221 - Leontine, 1933

Leontine

Paul Klee produces this amusing watercolour in 1933, the year Adolf Hitler came to power in Germany, a development that led to Klee losing his job at the academy of arts in Düsseldorf. At the end of the year, Klee and his wife Lily left Germany and return to Klees hometown of Bern.. Many of the works he produced in 1933 reflect changes in society caused by the political upheavals, but Klee also continues to paint and draw playful, satirical and humorous pieces like "Leontine" here.

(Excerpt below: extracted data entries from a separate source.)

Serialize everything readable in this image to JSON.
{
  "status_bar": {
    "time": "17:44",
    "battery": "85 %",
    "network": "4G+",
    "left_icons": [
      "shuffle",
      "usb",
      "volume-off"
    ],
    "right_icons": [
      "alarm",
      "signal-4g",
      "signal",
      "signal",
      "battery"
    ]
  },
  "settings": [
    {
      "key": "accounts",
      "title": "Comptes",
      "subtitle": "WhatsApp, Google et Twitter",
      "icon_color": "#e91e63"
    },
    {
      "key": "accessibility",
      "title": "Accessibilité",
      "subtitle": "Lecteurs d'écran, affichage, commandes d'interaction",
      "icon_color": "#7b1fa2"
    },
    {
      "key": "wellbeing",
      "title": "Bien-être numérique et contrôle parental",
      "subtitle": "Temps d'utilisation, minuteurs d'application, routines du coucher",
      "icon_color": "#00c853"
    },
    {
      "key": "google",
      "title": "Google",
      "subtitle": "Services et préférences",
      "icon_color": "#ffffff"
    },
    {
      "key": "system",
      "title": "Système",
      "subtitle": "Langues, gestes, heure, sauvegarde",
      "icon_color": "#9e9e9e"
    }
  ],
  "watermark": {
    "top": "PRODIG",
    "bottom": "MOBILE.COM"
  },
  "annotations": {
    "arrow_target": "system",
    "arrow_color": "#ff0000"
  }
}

Once again, technique and content go hand-in-hand. Take a look at the lines, all painted with a brush. It looks as if the face is the result of just one bold brushstroke, apparently unplanned and one swift motion, outlining curves, corners and loops. Klee doesn't actually pick out facial features – nose, eyes, mouth and cheeks – as you'd expect. Instead, everything is pure movement. And everything that transform the lines into a face is given colour: the eyes in blue with their black pupils, the luscious, impishly smiling lips in red, the two ears formed by sweeping lines. The playful use of pictorial techniques parallels the expression and the name of the figure portrayed: Leontine.

As Klee himself once said, his human faces are truer than the originals. He does not portray by attempting to depict precisely. Instead, he invents new beings and faces and characterises them using all the means available to him – colour, form and line.